Working Group on Compilation and Standardization of Snow on Sea Ice Data (2025-2029)
WG proposal
WG co-chairs
- Ruzica Dadic, WSL-SLF, Davos, Switzerland
- Matthias Bavay, WSL-SLF, Davos, Switzerland
- Polona Itkin, UiT The Arctic University of Norway, Tromsø, Norway
- Petra Heil, Australian Antarctic Division, Kingston, Australia
- Stefanie Arndt, Alfred Wegener Institute, Bremerhaven, Germany
- Ioanna Merkouriadi, Finnish Meteorological Institute, Helsinki, Finland
- Melinda Webster, University of Washington, Seattle, USA
Background
There is a pressing need to improve the model representation of snow on sea ice, and in particular, the representation of snow’s highly complex spatial and temporal variability. As well as being one of Earth’s most insulating naturally occurring materials, snow reflects most incident solar radiation, which has important implications for sea ice mass balance. Snow processes govern the conductive and radiative properties, energy balance, thermodynamics, growth rate, and microstructure of the underlying sea ice, thereby modifying its thickness, temperature, salinity, light transmission, and permeability. Snow can also influence Antarctic sea ice stability and sea ice breakup because the lack of snow can lead to warmer internal ice temperatures and mechanically weaker ice. Due to its high albedo and relatively low thermal conductivity, snow acts as an effective energy barrier between the atmosphere and the ocean, moderating the heat fluxes between them and can significantly affect model simulations of the Arctic Atmospheric Boundary Layer and weather forecasts. Snow also determines light and nutrient availability for polar marine ecosystems. Importantly, snow processes are highly sensitive to changing temperatures and may become increasingly relevant in a changing climate.

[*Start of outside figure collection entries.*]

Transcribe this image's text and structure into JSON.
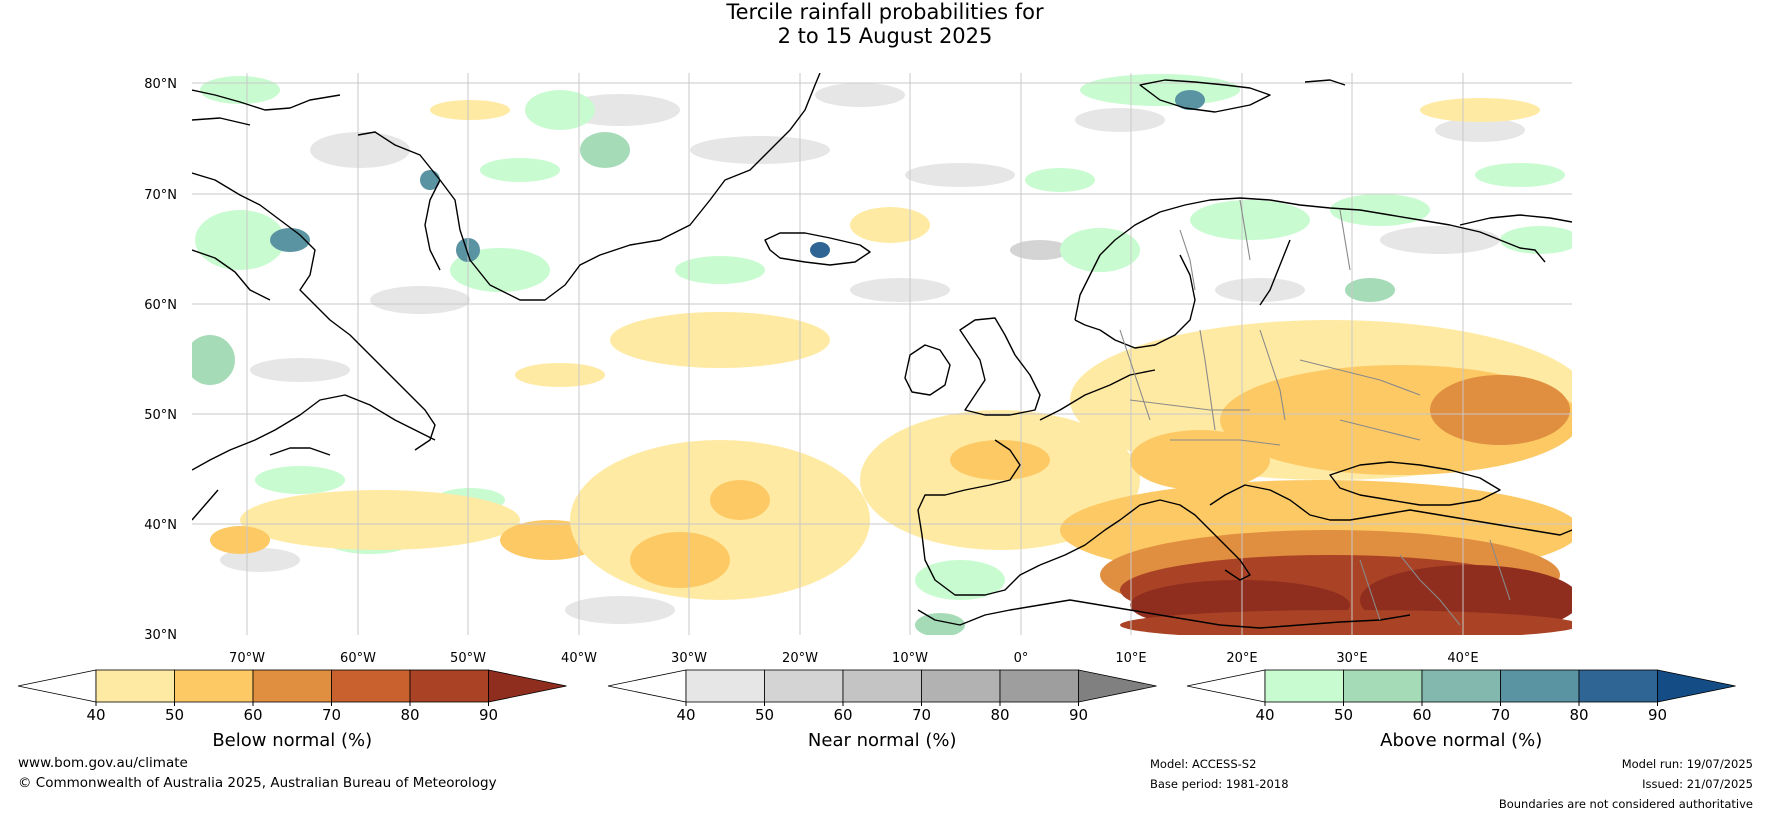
{
  "title": {
    "line1": "Tercile rainfall probabilities for",
    "line2": "2 to 15 August 2025"
  },
  "map": {
    "lat_labels": [
      "80°N",
      "70°N",
      "60°N",
      "50°N",
      "40°N",
      "30°N"
    ],
    "lon_labels": [
      "70°W",
      "60°W",
      "50°W",
      "40°W",
      "30°W",
      "20°W",
      "10°W",
      "0°",
      "10°E",
      "20°E",
      "30°E",
      "40°E"
    ],
    "colors": {
      "coast": "#000000",
      "border": "#8a8a8a",
      "grid": "#c8c8c8"
    }
  },
  "colorbars": [
    {
      "title": "Below normal (%)",
      "ticks": [
        "40",
        "50",
        "60",
        "70",
        "80",
        "90"
      ],
      "colors": [
        "#ffffff",
        "#ffeaa3",
        "#fdc965",
        "#e08e3f",
        "#c8612d",
        "#aa4325",
        "#8f2d1e"
      ]
    },
    {
      "title": "Near normal (%)",
      "ticks": [
        "40",
        "50",
        "60",
        "70",
        "80",
        "90"
      ],
      "colors": [
        "#ffffff",
        "#e6e6e6",
        "#d4d4d4",
        "#c4c4c4",
        "#b2b2b2",
        "#9e9e9e",
        "#808080"
      ]
    },
    {
      "title": "Above normal (%)",
      "ticks": [
        "40",
        "50",
        "60",
        "70",
        "80",
        "90"
      ],
      "colors": [
        "#ffffff",
        "#c8fbd0",
        "#a6dbb8",
        "#82b8ae",
        "#5a93a2",
        "#2f6595",
        "#144c85"
      ]
    }
  ],
  "footer": {
    "website": "www.bom.gov.au/climate",
    "copyright": "© Commonwealth of Australia 2025, Australian Bureau of Meteorology",
    "model": "Model: ACCESS-S2",
    "base_period": "Base period: 1981-2018",
    "model_run": "Model run: 19/07/2025",
    "issued": "Issued: 21/07/2025",
    "disclaimer": "Boundaries are not considered authoritative"
  }
}
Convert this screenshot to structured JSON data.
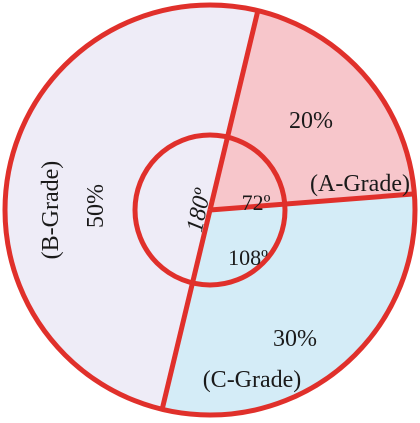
{
  "chart_data": {
    "type": "pie",
    "categories": [
      "A-Grade",
      "B-Grade",
      "C-Grade"
    ],
    "values": [
      20,
      50,
      30
    ],
    "slices": [
      {
        "category": "(A-Grade)",
        "percent_label": "20%",
        "angle_label": "72º",
        "value": 20,
        "angle": 72,
        "color": "#f7c6cb"
      },
      {
        "category": "(B-Grade)",
        "percent_label": "50%",
        "angle_label": "180º",
        "value": 50,
        "angle": 180,
        "color": "#eeecf7"
      },
      {
        "category": "(C-Grade)",
        "percent_label": "30%",
        "angle_label": "108º",
        "value": 30,
        "angle": 108,
        "color": "#d4ecf7"
      }
    ],
    "outline_color": "#e0302b"
  }
}
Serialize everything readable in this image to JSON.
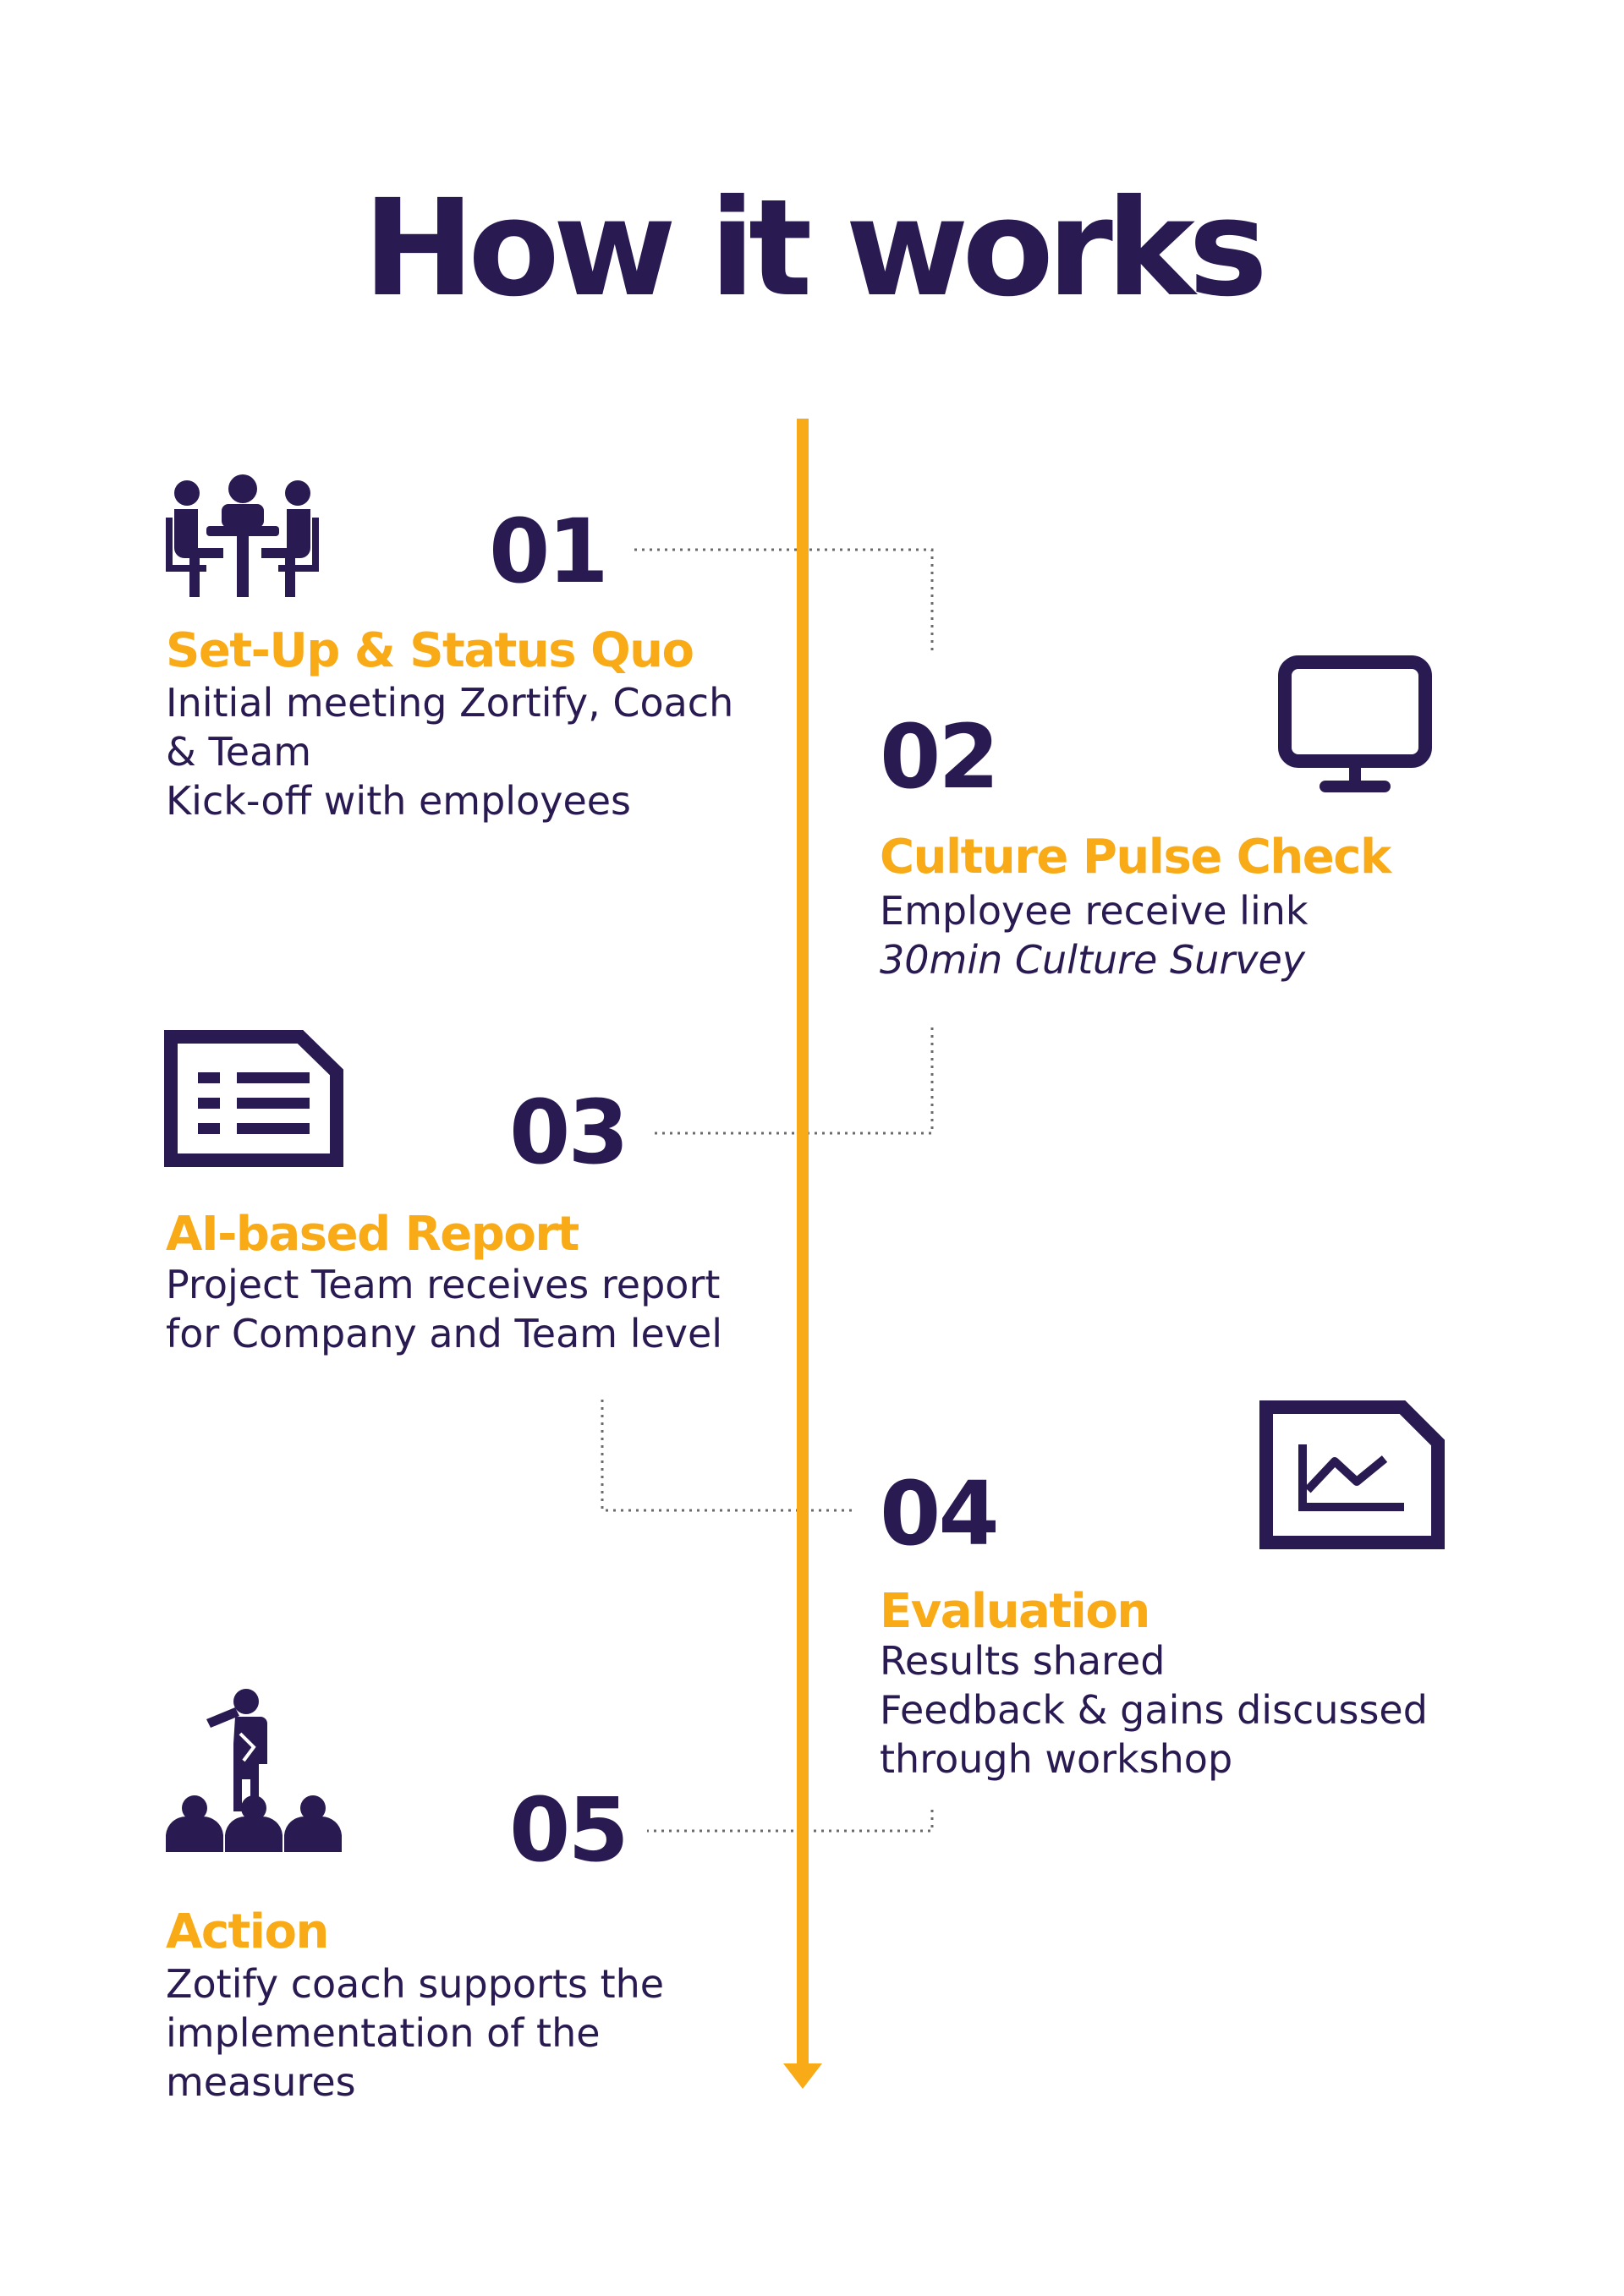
{
  "title": "How it works",
  "colors": {
    "primary": "#2a1a52",
    "accent": "#f8ab17",
    "connector": "#6b6b6b"
  },
  "steps": [
    {
      "number": "01",
      "heading": "Set-Up & Status Quo",
      "icon": "meeting-icon",
      "lines": [
        "Initial meeting Zortify, Coach",
        "& Team",
        "Kick-off with employees"
      ]
    },
    {
      "number": "02",
      "heading": "Culture Pulse Check",
      "icon": "monitor-icon",
      "lines": [
        "Employee receive link"
      ],
      "italic_line": "30min Culture Survey"
    },
    {
      "number": "03",
      "heading": "AI-based Report",
      "icon": "report-icon",
      "lines": [
        "Project Team receives report",
        "for Company and Team level"
      ]
    },
    {
      "number": "04",
      "heading": "Evaluation",
      "icon": "chart-icon",
      "lines": [
        "Results shared",
        "Feedback & gains discussed",
        "through workshop"
      ]
    },
    {
      "number": "05",
      "heading": "Action",
      "icon": "presentation-icon",
      "lines": [
        "Zotify coach supports the",
        "implementation of the",
        "measures"
      ]
    }
  ]
}
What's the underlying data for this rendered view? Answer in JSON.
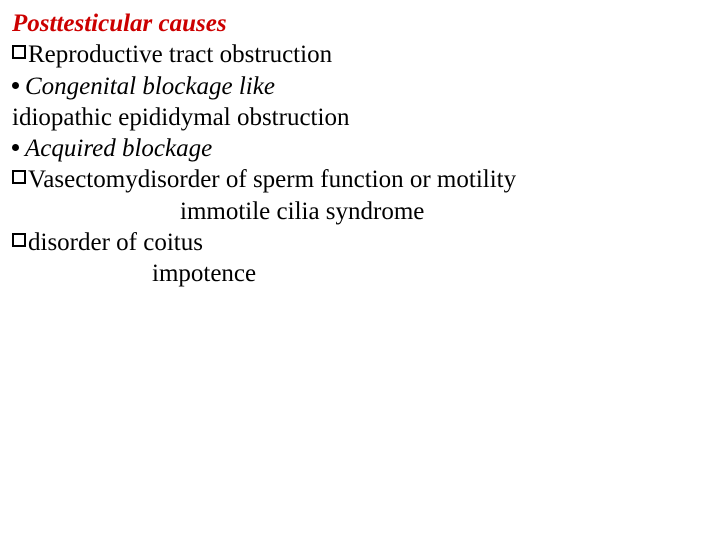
{
  "title": {
    "text": "Posttesticular causes",
    "color": "#cc0000",
    "fontStyle": "italic",
    "fontWeight": "bold",
    "fontSize": 25
  },
  "lines": [
    {
      "bullet": "box",
      "text": "Reproductive tract obstruction",
      "italic": false,
      "fontSize": 25
    },
    {
      "bullet": "dot",
      "text": "Congenital blockage like",
      "italic": true,
      "fontSize": 25
    },
    {
      "bullet": "none",
      "text": "idiopathic epididymal obstruction",
      "italic": false,
      "fontSize": 25
    },
    {
      "bullet": "dot",
      "text": "Acquired blockage",
      "italic": true,
      "fontSize": 25
    },
    {
      "bullet": "box",
      "text": "Vasectomydisorder of sperm function or motility",
      "italic": false,
      "fontSize": 25
    },
    {
      "bullet": "none",
      "text": "immotile cilia syndrome",
      "italic": false,
      "indent": "indent",
      "fontSize": 25
    },
    {
      "bullet": "box",
      "text": "disorder of coitus",
      "italic": false,
      "fontSize": 25
    },
    {
      "bullet": "none",
      "text": "impotence",
      "italic": false,
      "indent": "indent2",
      "fontSize": 25
    }
  ],
  "colors": {
    "text": "#000000",
    "background": "#ffffff"
  }
}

Snow stratigraphy over sea ice exhibits a complex microstructural layering, as well as being highly variable in time and space, with wind-slab layers, melt-freeze processes, rain-on-snow events, percolation of snow meltwater and the formation of superimposed ice, snow-ice formation by flooding of the lowermost snow layers due to the high weight of the snow and capillary wicking of salt from the sea ice into the bottom layers of the snow cover. On top of the seemingly 1-D processes, relatively persistent winds are constantly reshaping the spatial patterns of the snowpack and potentially sublimating large fractions of snow, or removing it into leads altogether, making point-measurements extremely difficult to generalize.
The importance of snow stands in stark contrast to our ability to monitor it and determine its physical properties, as direct observations of snow on sea ice have been sparse in space and time. Remote sensing of sea ice can provide such a physically consistent time series, which is needed to ascertain trends and quantify the interaction of sea ice within the climate system37. Accurate remote sensing observations of sea ice are, however, dependent on physical snow properties and the spatially distributed knowledge of snow mass (thickness, density, salinity, liquid water content) and snow microstructure. From a remote sensing perspective, snow thickness and snow physical properties (e.g., snow microstructure, melt layers, rain-on-snow, damp base and flooding, high salinity content, etc.) are critically important for accurate retrievals of ice thickness from sea ice-freeboard.
In light of the upcoming 5th International Polar Year, the timing is perfect for the development of a new snow-data standardization tool is essential to automatically and transparently extract all relevant data and metadata (from diverse sources). Such a tool is critically needed to power an advanced querying interface that can better support snow and climate science.
Objectives
- Compilation of existing snow on sea ice data
- Development of standardizing snow-data tool and advanced querying interface in a data portal
Deliverables
In addition to the compilation and digitalization of existing snow on sea ice data, this project will deliver a Python library and tool (a wrapper around the library) that can read the collected data in one of the supported snow and sea-ice profile formats and convert it to CAAML. The library will be written in a modular and extensible way so more input formats can be supported over time. It will be contributed to a software package for working with snow and avalanche data developed by Avalanche Canada in collaboration with an international operational avalanche forecasting practitioners group (AvaCollabra).